Doug Jackson
- Full name: William Douglas Jackson
- Date of birth: 5 December 1941
- Place of birth: Hawick, Scotland
- Date of death: 29 January 2018 (aged 76)
- Place of death: Melrose, Scotland
- Height: 5 ft 10 in (1.78 m)
- Weight: 76 kg (12 st 0 lb; 168 lb)
- School: Hawick High School

Rugby union career
- Position(s): Wing

Senior career
- Years: Team / Apps / (Points)
- 1958–1970: Hawick / 242 / ()

International career
- Years: Team / Apps / (Points)
- 1964–1969: Scotland / 8

Coaching career
- Years: Team
- South of Scotland under-21 team

= Douglas Jackson (rugby union) =

Scotland rugby union player (1941–2018)

William Douglas Jackson (5 December 1941 – 29 January 2018) was a Scottish rugby union player. He played on the wing for Hawick and won 8 international caps representing the Scotland national rugby union team.

==Early life==
He was born on 5 December 1941 in Hawick, Scotland. He was educated at Hawick High School.

==Rugby career==
Jackson made his debut for Hawick in 1958. He was a winger who stood 5 foot 10 inches tall and weighed 12 stones.
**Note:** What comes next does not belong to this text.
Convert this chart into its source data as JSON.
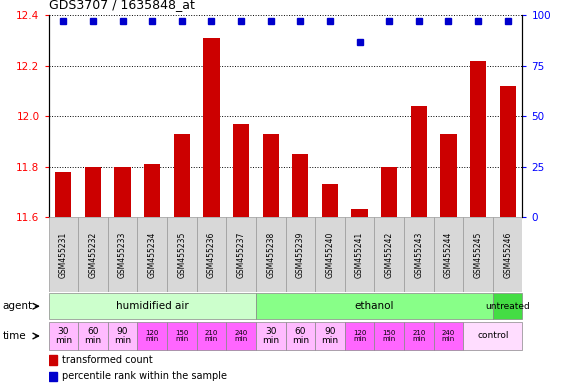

In the 1969–70 season he scored 29 tries and equalled the club record.

His first international appearance was against Ireland at Lansdowne Road on 22 February 1964. His last test appearance for Scotland was against England at Twickenham on 15 March 1969.

He was later the manager of the South of Scotland under-21 team. At Hawick he was President and Sevens convener. He was director of Rugby at Hawick for a few years, until 2012.

He died on 29 January 2018 in Borders General Hospital, Melrose, aged 76.